L’amitié Evtouchenko-Raspoutine : une histoire de la Russie contemporaine

Evgueni Evtouchenko est décédé le 1er avril 2017, à l’âge de 84 ans. Poète soviétique parmi les plus populaires, il remplissait, dans les années 1960, des stades de spectateurs venus l’écouter réciter ses vers. Auteur de plusieurs poèmes très critiques à l’égard de la politique du Parti, il est devenu une figure emblématique pour toute une génération de Soviétiques avide de changements. En 1991, il est parti enseigner la littérature russe aux États-Unis, où il a passé le reste de sa vie. Mais c’est à Moscou qu’il a demandé à être enterré, à Peredelkino [à l’époque soviétique, village où les auteurs appréciés du pouvoir obtenaient des résidences secondaires et pouvaient écrire en toute quiétude]. En URSS, Evgueni Evtouchenko comptait parmi ses plus fidèles amis Valentin Raspoutine, auteur remarquable de romans poignants sur la vie de la campagne russe. Très proches à l’époque, les deux hommes ont rompu toute relation à la chute de l’URSS, Evtouchenko saluant l’arrivée du capitalisme, Raspoutine déplorant la fin du socialisme. Les écrivains ont choisi des camps opposés, comme tous les Russes, divisés entre occidentalistes et slavophiles, « progressistes » et « conservateurs », « libéraux » et « patriotes ». Le journaliste Léonid Chinkarev, qui connaissait Evtouchenko et Raspoutine, retrace leur relation tumultueuse dans un essai pour la revue historique Rodina. Une analyse qui permet de comprendre les contradictions qui tiraillent toujours la société russe.

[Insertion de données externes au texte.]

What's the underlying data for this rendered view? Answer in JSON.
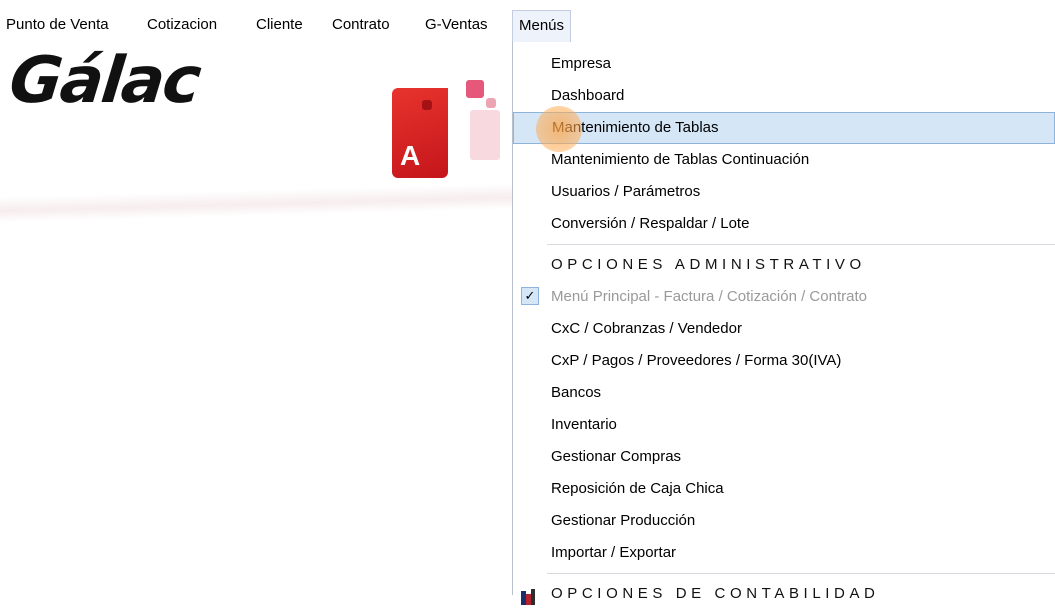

Veuve Clicquot pour retrouvailles sibériennes

Au printemps 1972, Valentin Raspoutine et moi nous trouvions au même moment à Moscou. Logeant dans des hôtels différents, nous apprîmes un jour, en nous téléphonant, que nous étions tous deux invités chez Evgueni Evtouchenko. « J’ai une variété de champagne que tu n’as jamais bue. Du Veuve Clicquot, de Paris ! », avait-il annoncé à chacun de nous au téléphone. Nous nous faisions une joie de rendre visite à notre compatriote – nous sommes tous trois originaires de la région d’Irkoutsk –, sentiment qui n’était qu’amplifié à l’idée de goûter ce fameux Veuve Clicquot.

Après nous être retrouvés à la station de métro Barrikadnaïa, nous arrivons à l’heure dite rue Krasnopresnenskaïa, dans le premier immeuble stalinien de Moscou, où vivaient alors, à différents étages, Vassili Aksenov, Iouri Lioubimov et Faïna Ranevskaïa. D’un pas timide, nous pénétrons dans l’ascenseur.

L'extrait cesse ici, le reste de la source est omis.